En el Sudamericano y Preolímpico de Punta del Este, Chile es otra vez el equipo más chico. Igual que en los mundiales o las clasificatorias, el promedio de estatura es lapidario: 1.746 metros. Brasil, por ejemplo, tiene 1.813 y Colombia, que nos ganó ayer, 1.808. Uruguay, contra quienes jugamos mañana, tiene 1,793.

La selección de Tocalli eligió a Diego Rojas como armador, con 1 metro 59 según la información de la federación Chilena y 1,62 según la del torneo. Tres centímetros que, créanme, no hacen la diferencia (Universidad Católica pone en su página que el volante mide 1,64, para más ejemplo).    

Sería un facilísmo decir que este equipo es malo porque es chico, porque los de Sampaoli también lo son y ya ven donde nos tienen. Ni que la solución para los males es tener equipos grandes. De hecho, con equipos siempre bajos de estatura, sólo habíamos quedado eliminados una vez en los últimos cinco sudamericanos.

"Con equipos siempre bajos de estatura, sólo habíamos quedado eliminados una vez en los últimos cinco sudamericanos."

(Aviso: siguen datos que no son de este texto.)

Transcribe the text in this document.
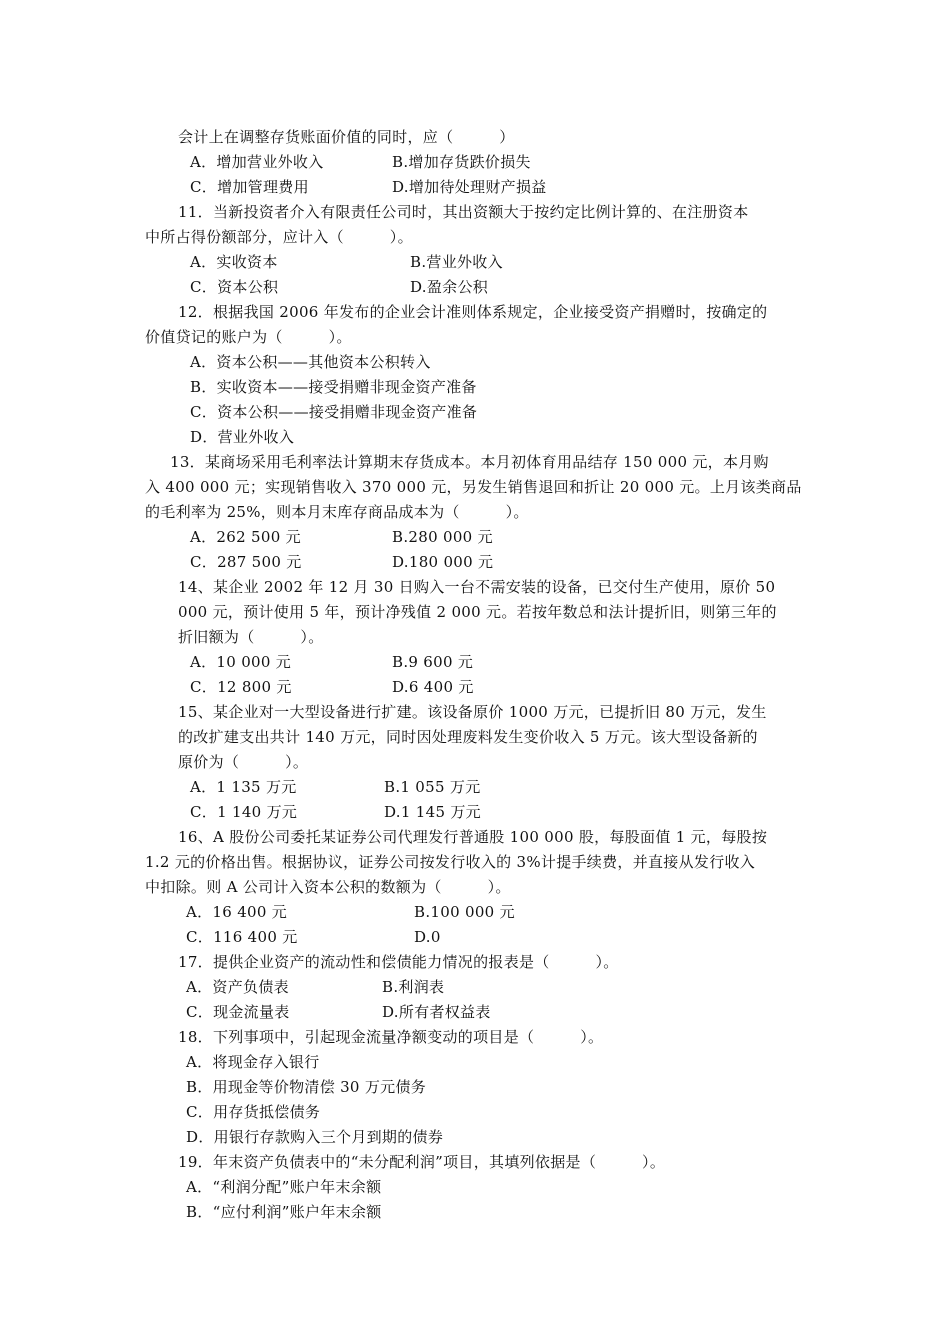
会计上在调整存货账面价值的同时，应（　　　）
A．增加营业外收入	B.增加存货跌价损失
C．增加管理费用	D.增加待处理财产损益
11．当新投资者介入有限责任公司时，其出资额大于按约定比例计算的、在注册资本
中所占得份额部分，应计入（　　　）。
A．实收资本	B.营业外收入
C．资本公积	D.盈余公积
12．根据我国 2006 年发布的企业会计准则体系规定，企业接受资产捐赠时，按确定的
价值贷记的账户为（　　　）。
A．资本公积——其他资本公积转入
B．实收资本——接受捐赠非现金资产准备
C．资本公积——接受捐赠非现金资产准备
D．营业外收入
13．某商场采用毛利率法计算期末存货成本。本月初体育用品结存 150 000 元，本月购
入 400 000 元；实现销售收入 370 000 元，另发生销售退回和折让 20 000 元。上月该类商品
的毛利率为 25%，则本月末库存商品成本为（　　　）。
A．262 500 元	B.280 000 元
C．287 500 元	D.180 000 元
14、某企业 2002 年 12 月 30 日购入一台不需安装的设备，已交付生产使用，原价 50
000 元，预计使用 5 年，预计净残值 2 000 元。若按年数总和法计提折旧，则第三年的
折旧额为（　　　）。
A．10 000 元	B.9 600 元
C．12 800 元	D.6 400 元
15、某企业对一大型设备进行扩建。该设备原价 1000 万元，已提折旧 80 万元，发生
的改扩建支出共计 140 万元，同时因处理废料发生变价收入 5 万元。该大型设备新的
原价为（　　　）。
A．1 135 万元	B.1 055 万元
C．1 140 万元	D.1 145 万元
16、A 股份公司委托某证券公司代理发行普通股 100 000 股，每股面值 1 元，每股按
1.2 元的价格出售。根据协议，证券公司按发行收入的 3%计提手续费，并直接从发行收入
中扣除。则 A 公司计入资本公积的数额为（　　　）。
A．16 400 元	B.100 000 元
C．116 400 元	D.0
17．提供企业资产的流动性和偿债能力情况的报表是（　　　）。
A．资产负债表	B.利润表
C．现金流量表	D.所有者权益表
18．下列事项中，引起现金流量净额变动的项目是（　　　）。
A．将现金存入银行
B．用现金等价物清偿 30 万元债务
C．用存货抵偿债务
D．用银行存款购入三个月到期的债券
19．年末资产负债表中的“未分配利润”项目，其填列依据是（　　　）。
A．“利润分配”账户年末余额
B．“应付利润”账户年末余额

Para eso son los procesos, sobre todo si son encabezados por técnicos que han sido campeones del mundo como Tocalli. Para esconder los defectos y potenciar las virtudes. La Roja puede ser chica, los jugadores tener poca experiencia en Primera, ser inmaduros y con poco roce, pero para eso se trabaja: para ganar pese a todo.

Lo que nos convoca en esta columna es saber por qué somos siempre los más chicos. ¿Es la raza?, ¿Es que el desarrollo no nos alcanza?,¿Es que estar en la OCDE no nos garantiza unos centímetros más? En la elección de los jugadores los colombianos y ecuatorianos hace rato privilegian un biotipo mucho más fornido que el nuestro, con irregulares resultados. 

Los defensores de la menudencia dirán que el mejor equipo de los últimos tiempos estaba constituido por pequeñitos: Messi, Iniesta, Xavi y compañía eran bajos y, más aún, despreciaban incluso tener un referente de área más espigado. Pero, amigos míos, la diferencia salta a la vista: eran buenos para la pelota.

"Aquí faltó trabajo, sacrificio, voluntad. Que es lo que ponen siempre los chicos cuando quieren ganarse un lugar en la historia."

En esto hay que ser cuidadoso: cuando se habla de la “mejor generación de la historia” estamos hablando de la misma genética, que administrada por Sampaoli sólo clama por un central de más envergadura. En este equipo de Tocalli parece una condena eterna, una maldición del destino, una tortura ineludible. “La generación es la mala” es el lugar común para explicar estos fracasos y no quiero aceptarlo mansamente.

Aquí faltó trabajo, sacrificio, voluntad. Que es lo que ponen siempre los chicos cuando quieren ganarse un lugar en la historia.